3 Ways Pharma Could Jolt Health Care in 2023
The impact of high inflation and legislative changes allowing for Medicare to negotiate the price of certain drugs (beginning in 2026 for Part D and 2028 for Part B) have biopharma and life sciences companies facing an uncertain financial year ahead. But this hasn’t dimmed their optimism that positive developments are on the way that could affect a wide range of therapeutic areas.
Recent reports indicate that the market for biosimilar drugs to treat cancer, inflammatory diseases, diabetes and more will continue to expand, ideally resulting in lower prices as more pharmaceutical patents expire and competitors enter the market. Some believe regulatory approvals aren’t far off for potential blockbuster therapies to treat Alzheimer’s disease. And as these areas evolve, products developed by pharmaceutical companies have the potential to play a greater role in reducing health disparities.
3 Pharma Impact Areas to Watch
1 | Biosimilars may reshape the market.
A recent Oliver Wyman analysis notes that biosimilar drugs could hit an inflection point this year as adalimumab biosimilars prepare to come to market. Adalimumab biosimilars will be the first to compete with AbbVie’s Humira, a blockbuster drug used to treat autoimmune diseases that generated more than $20 billion in 2021 sales. Adalimumab has had exclusivity in the market since 2002.
The Food and Drug Administration (FDA) has approved eight adalimumab biosimilars, with most expected to launch within a year, and 20 biosimilar versions of other branded products since 2015 across a range of categories. Amgen launched its adalimumab biosimilar Amjevita on Jan. 31. The company states it has 11 biosimilar products in market or under development, with five FDA-approved in the U.S.
Just how much money biosimilar drugs could save the nation’s health system is difficult to project because of complex pricing structures, opaque rebate mechanisms, changes to coverage, reimbursement and formulary policies by payers. The Oliver Wyman analysis notes: “The high degree of development activity, combined with early indicators that AbbVie is contracting to protect Humira access and share, indicates that an intensely competitive pricing environment will emerge over the next 18 months.”

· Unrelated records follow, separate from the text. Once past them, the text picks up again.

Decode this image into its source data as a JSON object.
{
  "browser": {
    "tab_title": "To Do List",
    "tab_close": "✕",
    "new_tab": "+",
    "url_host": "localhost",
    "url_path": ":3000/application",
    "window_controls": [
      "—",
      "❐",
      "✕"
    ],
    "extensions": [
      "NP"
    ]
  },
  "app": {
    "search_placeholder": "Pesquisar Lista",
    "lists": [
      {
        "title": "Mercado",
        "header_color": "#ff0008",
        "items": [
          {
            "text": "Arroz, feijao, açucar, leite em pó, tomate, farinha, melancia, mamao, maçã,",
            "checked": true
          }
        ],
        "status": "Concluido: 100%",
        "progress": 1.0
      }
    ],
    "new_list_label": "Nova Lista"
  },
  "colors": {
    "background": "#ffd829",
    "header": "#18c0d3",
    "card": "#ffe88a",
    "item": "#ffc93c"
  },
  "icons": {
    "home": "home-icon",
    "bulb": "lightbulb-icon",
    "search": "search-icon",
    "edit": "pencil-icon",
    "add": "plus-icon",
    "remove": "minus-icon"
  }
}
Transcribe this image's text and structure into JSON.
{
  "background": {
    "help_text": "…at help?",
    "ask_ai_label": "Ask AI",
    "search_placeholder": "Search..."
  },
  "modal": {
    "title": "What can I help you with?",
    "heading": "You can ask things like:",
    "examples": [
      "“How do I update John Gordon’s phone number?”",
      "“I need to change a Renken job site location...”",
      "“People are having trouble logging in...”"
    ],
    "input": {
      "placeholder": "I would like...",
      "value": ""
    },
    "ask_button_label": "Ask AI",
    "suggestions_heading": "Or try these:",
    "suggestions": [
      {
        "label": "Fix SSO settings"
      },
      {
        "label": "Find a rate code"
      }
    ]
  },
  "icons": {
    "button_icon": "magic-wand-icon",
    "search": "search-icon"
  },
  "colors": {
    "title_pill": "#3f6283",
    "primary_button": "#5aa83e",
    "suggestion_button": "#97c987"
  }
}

Policy watchers say it may take time for savings to be achieved because the next Humira biosimilars aren’t expected to launch until midyear. Savings largely will depend on the level at which patients switch to these alternatives and whether health insurers adopt policies, like preferential formulary placement, that promote the use of these drugs.
2 | Keep an eye on new Alzheimer’s therapies.
Lecanemab, the first drug to slow the destruction of the brain in Alzheimer’s patients, has been seen by many as a breakthrough, although its impact on patients’ daily lives still is being debated.
Oliver Wyman reports that research on Lecanemab represents a major milestone and further supports the argument that therapies targeting amyloid plaques in the brain represent a path forward. The consultancy states that regulatory approvals for new therapies with blockbuster potential are imminent and will represent the first step in societal changes to the way we think about and treat dementia, the seventh-leading cause of death worldwide and one of the major causes of disability and dependency among older people.
Alzheimer’s and dementia represent a staggering cost to health care worldwide, with $1.3 trillion in direct and indirect costs in 2019, according to the World Health Organization, which projects that these costs could balloon to $2.8 trillion by 2030 due to the increase in the number of people living with dementia and higher care costs. Finding ways to treat these conditions more effectively will be vitally important. It’s also worth noting that the costs associated with these new Alzheimer’s drugs is expected to be high but hopefully will be less than treating these patients.
3 | Addressing health equity is an imperative.
Beyond developing new drugs, pharmaceutical companies also could have a growing impact on reducing health disparities, some suggest. Companies can expand the field’s base of knowledge by building more age, ethnicity, gender and racial diversity into the product life cycle, notes another Oliver Wyman report. In doing so, they can propel care toward more personalized medicine.
For this to happen, pharma company executives and boards must make health equity a corporate priority, the report states. Once elevated to the corporate level, a greater focus on health equity can be incorporated across the life cycle of pharma products more successfully.
Pharma companies need to have an enterprise strategy with measurable goals and must address such issues as increasing representation of women and nonwhite populations in clinical trials and addressing the research and development (R&D) spending gap on conditions where women and nonwhite populations are disproportionately affected. The pharma industry’s R&D pipeline reached an all-time high in 2022 with more than 20,000 drugs under development, nearly double that of 2014, according to an Informa report.